Internet decía que por razones sanitarias el cuerpo de una mascota muerta debe ser incinerado o enterrado a más de un metro de profundidad. Pero estaba prohibido hacerlo en el espacio público. Hacerlo en un parque o plaza, de todas formas, tampoco era una opción para él: vivía en pleno centro; no había forma de hacer eso sin llamar la atención a la luz del día. Y por la noche era imposible, ya que hacía unos años el Gobierno de la ciudad había decidido poner rejas en los espacios verdes, que se cerraban al caer el sol.

Ninguno de sus conocidos tenía patio de tierra, salvo Ariel. Pero no tenía tanta confianza con él como para pedirle eso.

La opción que quedaba era el río. Tirarlo al río. Que se lo coman las palometas. Que se pudra.

Las únicas personas que conocía con auto como para ayudarlo a trasladar el cuerpo eran sus tíos, que vivían en Burzaco, y el Rafa, que estaba en Lanús.

El Rafa no atendió el primer llamado. Andrés le dejó un audio explicándole la situación. Pasaron más de cuarenta minutos hasta que el Rafa lo llamó.

–No me pidas que vaya ahora, Andy, estoy reventado. Manejé tres horas y media hoy. Hasta allá tengo como una hora solo de ida… y mañana tengo que laburar. Yo sé que es un garrón pasar la noche con el perro así, pero bueno, mañana cuando salga del laburo lo hacemos, voy directo a tu casa.

Andrés sabía que lo que su amigo le decía era razonable, así que no insistió.

–Buenas noches, loco, tratá de descansar –le dijo Rafa.

–Gracias, vos también.

Pero Andrés no pudo. Faltaban 18 horas para que Rafa apareciera por ahí. Andrés tenía que ir a trabajar una vez más dejando al Terri. Se preguntó si no era peligroso, si no lo podía agarrar un bicho, si no empezaría a despedir mal olor.

No sabía si era mejor ventilar el ambiente o mantenerlo cerrado. Por un lado pensaba que sería bueno renovar el aire, pero dejar las ventanas abiertas permitiría el ingreso de insectos. Así que no las abrió. Encendió el aire acondicionado, aunque era invierno, para mantener el ambiente lo más frío y seco posible.
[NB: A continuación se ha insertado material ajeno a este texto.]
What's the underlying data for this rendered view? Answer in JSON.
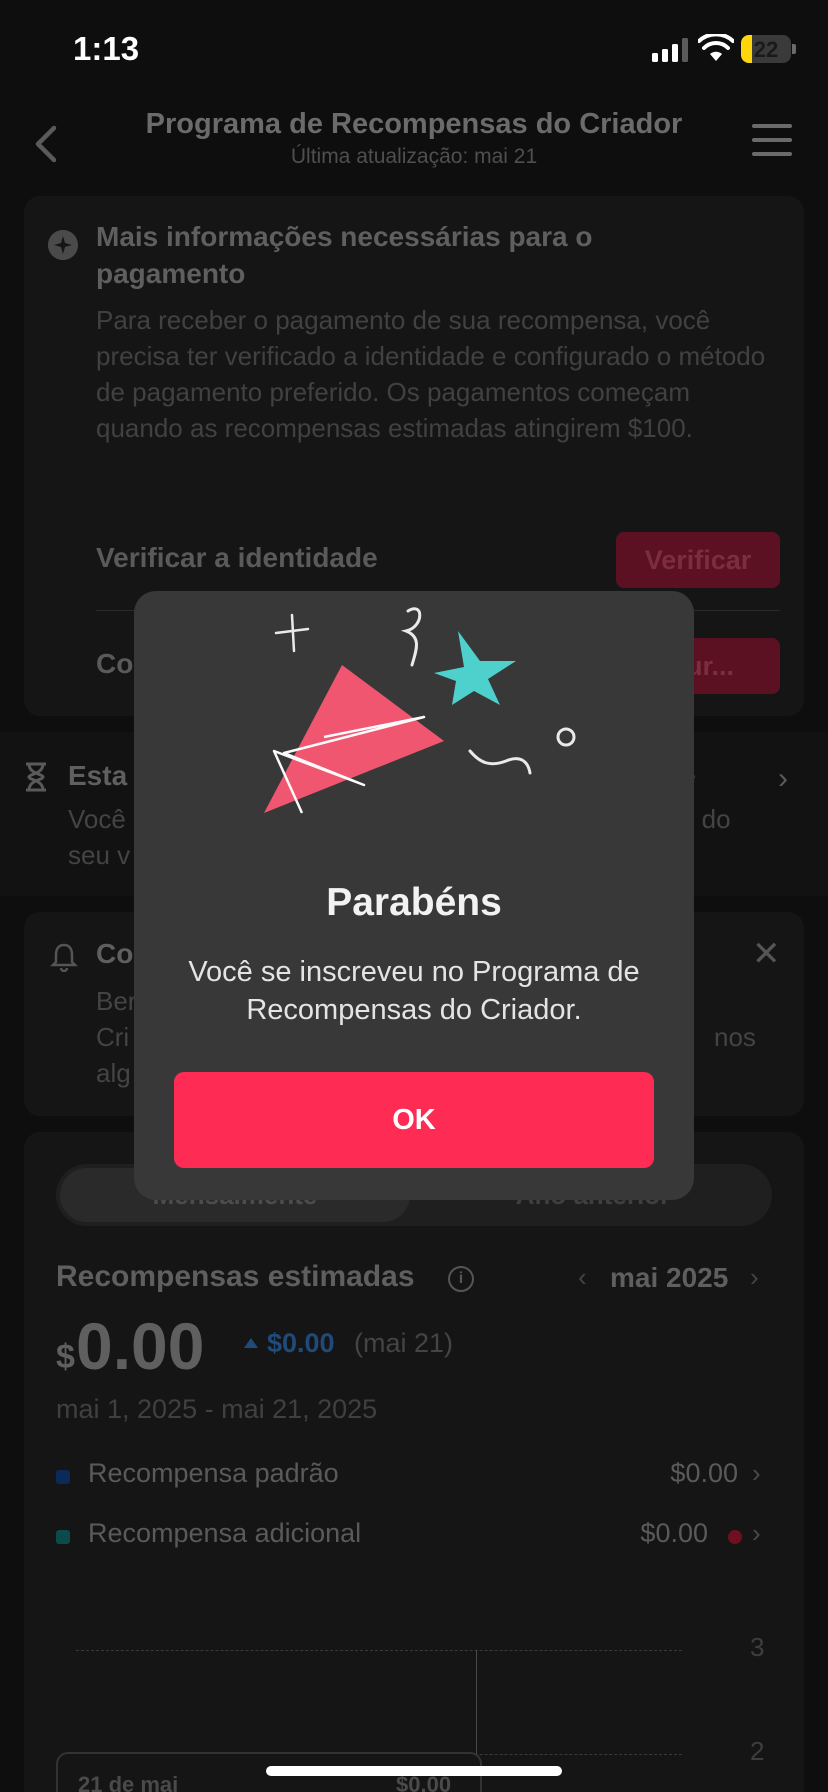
{
  "status_bar": {
    "time": "1:13",
    "battery": "22"
  },
  "header": {
    "title": "Programa de Recompensas do Criador",
    "subtitle": "Última atualização: mai 21"
  },
  "payment_card": {
    "title": "Mais informações necessárias para o pagamento",
    "body": "Para receber o pagamento de sua recompensa, você precisa ter verificado a identidade e configurado o método de pagamento preferido. Os pagamentos começam quando as recompensas estimadas atingirem $100.",
    "row1_label": "Verificar a identidade",
    "row1_button": "Verificar",
    "row2_label": "Co",
    "row2_button": "igur..."
  },
  "banner": {
    "title_left": "Esta",
    "title_right": "e",
    "line1_left": "Você",
    "line1_right": "o do",
    "line2": "seu v"
  },
  "notice_card": {
    "title": "Co",
    "line1": "Ber",
    "line2": "Cri",
    "line2_right": "nos",
    "line3": "alg"
  },
  "rewards": {
    "tab_monthly": "Mensalmente",
    "tab_previous": "Ano anterior",
    "title": "Recompensas estimadas",
    "month": "mai 2025",
    "currency": "$",
    "amount": "0.00",
    "delta": "$0.00",
    "delta_date": "(mai 21)",
    "date_range": "mai 1, 2025 - mai 21, 2025",
    "legend": [
      {
        "label": "Recompensa padrão",
        "value": "$0.00",
        "color": "#0a2a5a"
      },
      {
        "label": "Recompensa adicional",
        "value": "$0.00",
        "color": "#0d4a4a"
      }
    ],
    "y_ticks": [
      "3",
      "2"
    ],
    "tooltip_date": "21 de mai",
    "tooltip_value": "$0.00"
  },
  "modal": {
    "title": "Parabéns",
    "message": "Você se inscreveu no Programa de Recompensas do Criador.",
    "ok_label": "OK",
    "accent": "#fe2c55"
  }
}
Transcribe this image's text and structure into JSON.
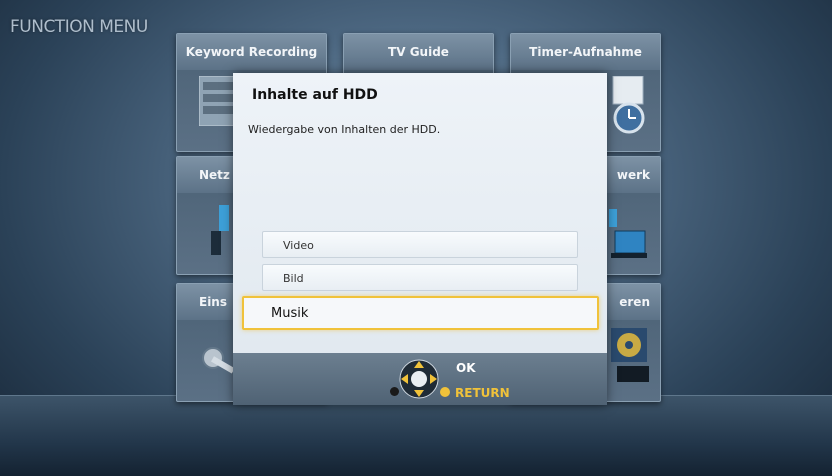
{
  "menu_title": "FUNCTION MENU",
  "tiles": {
    "keyword_recording": "Keyword Recording",
    "tv_guide": "TV Guide",
    "timer_recording": "Timer-Aufnahme",
    "network_left": "Netz",
    "network_right": "werk",
    "settings_left": "Eins",
    "copy_right": "eren"
  },
  "dialog": {
    "title": "Inhalte auf HDD",
    "description": "Wiedergabe von Inhalten der HDD.",
    "options": [
      "Video",
      "Bild",
      "Musik"
    ],
    "selected": "Musik"
  },
  "footer": {
    "ok_label": "OK",
    "return_label": "RETURN"
  },
  "colors": {
    "highlight": "#f0c23a",
    "return_color": "#f0c23a"
  }
}
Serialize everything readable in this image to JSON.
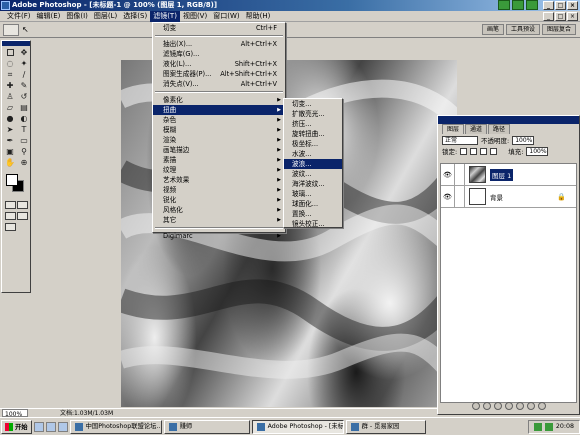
{
  "app": {
    "title": "Adobe Photoshop - [未标题-1 @ 100% (图层 1, RGB/8)]",
    "window_buttons": [
      "_",
      "□",
      "×"
    ]
  },
  "menubar": {
    "items": [
      "文件(F)",
      "编辑(E)",
      "图像(I)",
      "图层(L)",
      "选择(S)",
      "滤镜(T)",
      "视图(V)",
      "窗口(W)",
      "帮助(H)"
    ],
    "active_index": 5
  },
  "palette_well": {
    "tabs": [
      "画笔",
      "工具预设",
      "图层复合"
    ]
  },
  "filter_menu": {
    "items": [
      {
        "label": "切变",
        "shortcut": "Ctrl+F",
        "submenu": false,
        "sep_after": true
      },
      {
        "label": "抽出(X)...",
        "shortcut": "Alt+Ctrl+X",
        "submenu": false,
        "sep_after": false
      },
      {
        "label": "滤镜库(G)...",
        "shortcut": "",
        "submenu": false,
        "sep_after": false
      },
      {
        "label": "液化(L)...",
        "shortcut": "Shift+Ctrl+X",
        "submenu": false,
        "sep_after": false
      },
      {
        "label": "图案生成器(P)...",
        "shortcut": "Alt+Shift+Ctrl+X",
        "submenu": false,
        "sep_after": false
      },
      {
        "label": "消失点(V)...",
        "shortcut": "Alt+Ctrl+V",
        "submenu": false,
        "sep_after": true
      },
      {
        "label": "像素化",
        "shortcut": "",
        "submenu": true,
        "sep_after": false
      },
      {
        "label": "扭曲",
        "shortcut": "",
        "submenu": true,
        "sep_after": false,
        "highlighted": true
      },
      {
        "label": "杂色",
        "shortcut": "",
        "submenu": true,
        "sep_after": false
      },
      {
        "label": "模糊",
        "shortcut": "",
        "submenu": true,
        "sep_after": false
      },
      {
        "label": "渲染",
        "shortcut": "",
        "submenu": true,
        "sep_after": false
      },
      {
        "label": "画笔描边",
        "shortcut": "",
        "submenu": true,
        "sep_after": false
      },
      {
        "label": "素描",
        "shortcut": "",
        "submenu": true,
        "sep_after": false
      },
      {
        "label": "纹理",
        "shortcut": "",
        "submenu": true,
        "sep_after": false
      },
      {
        "label": "艺术效果",
        "shortcut": "",
        "submenu": true,
        "sep_after": false
      },
      {
        "label": "视频",
        "shortcut": "",
        "submenu": true,
        "sep_after": false
      },
      {
        "label": "锐化",
        "shortcut": "",
        "submenu": true,
        "sep_after": false
      },
      {
        "label": "风格化",
        "shortcut": "",
        "submenu": true,
        "sep_after": false
      },
      {
        "label": "其它",
        "shortcut": "",
        "submenu": true,
        "sep_after": true
      },
      {
        "label": "Digimarc",
        "shortcut": "",
        "submenu": true,
        "sep_after": false
      }
    ]
  },
  "distort_submenu": {
    "items": [
      "切变...",
      "扩散亮光...",
      "挤压...",
      "旋转扭曲...",
      "极坐标...",
      "水波...",
      "波浪...",
      "波纹...",
      "海洋波纹...",
      "玻璃...",
      "球面化...",
      "置换...",
      "镜头校正..."
    ],
    "highlighted_index": 6
  },
  "layers_panel": {
    "tabs": [
      "图层",
      "通道",
      "路径"
    ],
    "blend_mode": "正常",
    "opacity_label": "不透明度:",
    "opacity_value": "100%",
    "lock_label": "锁定:",
    "fill_label": "填充:",
    "fill_value": "100%",
    "layers": [
      {
        "name": "图层 1",
        "selected": true,
        "locked": false
      },
      {
        "name": "背景",
        "selected": false,
        "locked": true
      }
    ]
  },
  "statusbar": {
    "zoom": "100%",
    "doc_size": "文档:1.03M/1.03M"
  },
  "taskbar": {
    "start_label": "开始",
    "tasks": [
      {
        "label": "中国Photoshop联盟论坛...",
        "active": false
      },
      {
        "label": "赚师",
        "active": false
      },
      {
        "label": "Adobe Photoshop - [未标...",
        "active": true
      },
      {
        "label": "群 - 觅易家园",
        "active": false
      }
    ],
    "clock": "20:08"
  }
}
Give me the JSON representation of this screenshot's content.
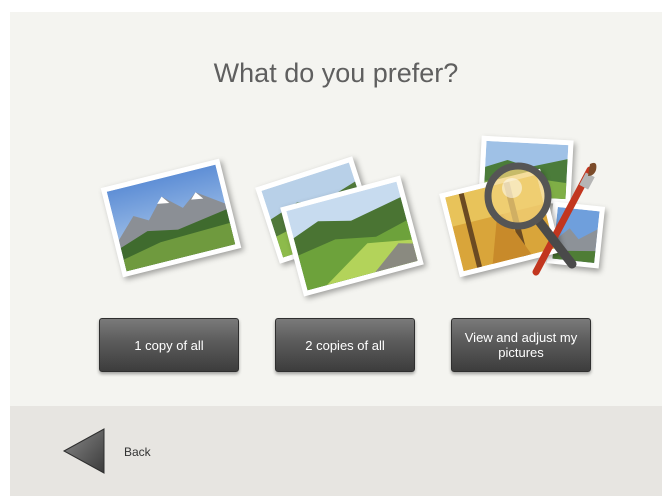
{
  "heading": "What do you prefer?",
  "options": [
    {
      "label": "1 copy of all"
    },
    {
      "label": "2 copies of all"
    },
    {
      "label": "View and adjust my pictures"
    }
  ],
  "footer": {
    "back_label": "Back"
  },
  "colors": {
    "background": "#f4f4f0",
    "footer": "#e7e5e1",
    "button": "#4f4f4f",
    "title": "#5f5f5f"
  }
}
A las 9:30 de la mañana, mientras estaba en el trabajo, le entró un mensaje de Rafa: «¿Tenés pala?»

«¿Pala?», le preguntó Andrés.

«Sí, boludo, ¿con qué lo pensás enterrar sino?»

«Pensaba tirarlo al río nomás, desde la costanera».

Andrés vio que Rafa escribía una respuesta por mucho tiempo, pero solamente recibió:

«Eso no se puede. Ahí no hay corriente, y el cuerpo no se hunde».

Andrés no supo qué contestar. Él se había imaginado que la corriente se llevaría el cuerpo, esa imagen le había dado consuelo, como una alegoría del fluir y la continuidad de la vida.

«Vos conseguí una pala. Y vamos a la costanera sur».

Andrés no tenía pala, ni conocía a nadie que tuviera una. Buscó en Internet. Las palas eran carísimas, pero no le quedaba otra. Googleó buscando ferreterías o corralones cercanos a su casa y trabajo. Optó por un corralón a diez cuadras de la oficina. 

El del corralón le preguntó si quería una pala de punta o una plana, y él no supo qué contestar.

–Para hacer un pozo –explicó.

El vendedor lo miró, o a él le pareció que lo miraba, como a un idiota.

Con la pala en el subte la gente lo miraba raro, como si empuñara un arma.

Rafa llegó a las cinco a su casa.

–Tuve que dejar el auto a dos cuadras, no había dónde estacionar.

Entre los dos levantaron al Terri del sillón. Estaba muy rígido y frío. Ya no parecía dormido; el rigor mortis le había dibujado una mueca rara. Esta vez Andrés sí le tapó la cabeza. Rafa lo ayudó a acomodarlo en sus brazos, le abrió y cerró la puerta, llamó al ascensor, todas las cosas que él no podía hacer por cargar a Terri.

–Esperá acá mientras busco el auto –dijo Rafa.

–Pesa mucho –le dijo Andrés.

La costanera sur se volvía un lugar turbio al atardecer, sobre todo en invierno. Pibes que iban a drogarse, parejitas que iban a coger, linyeras.

Andrés y Rafa tomaron un sendero que los llevó cerca de la costa, pero para llegar tuvieron que atravesar un pastizal largo. Abrirse paso era dificultoso, así que se fueron turnando para cargar al Terri.

Llegaron los dos agotados. Y todavía quedaba cavar el pozo.

Las últimas paladas las dieron iluminándose con la linterna del celular.

De regreso por el sendero Andrés sintió un poco de miedo y supo que Rafa también porque no paraba de hablar.

Llegando ya a la calle, vieron a un linyera durmiendo en un banco. A sus pies, había echados tres perros. Uno al verlos les movió la cola.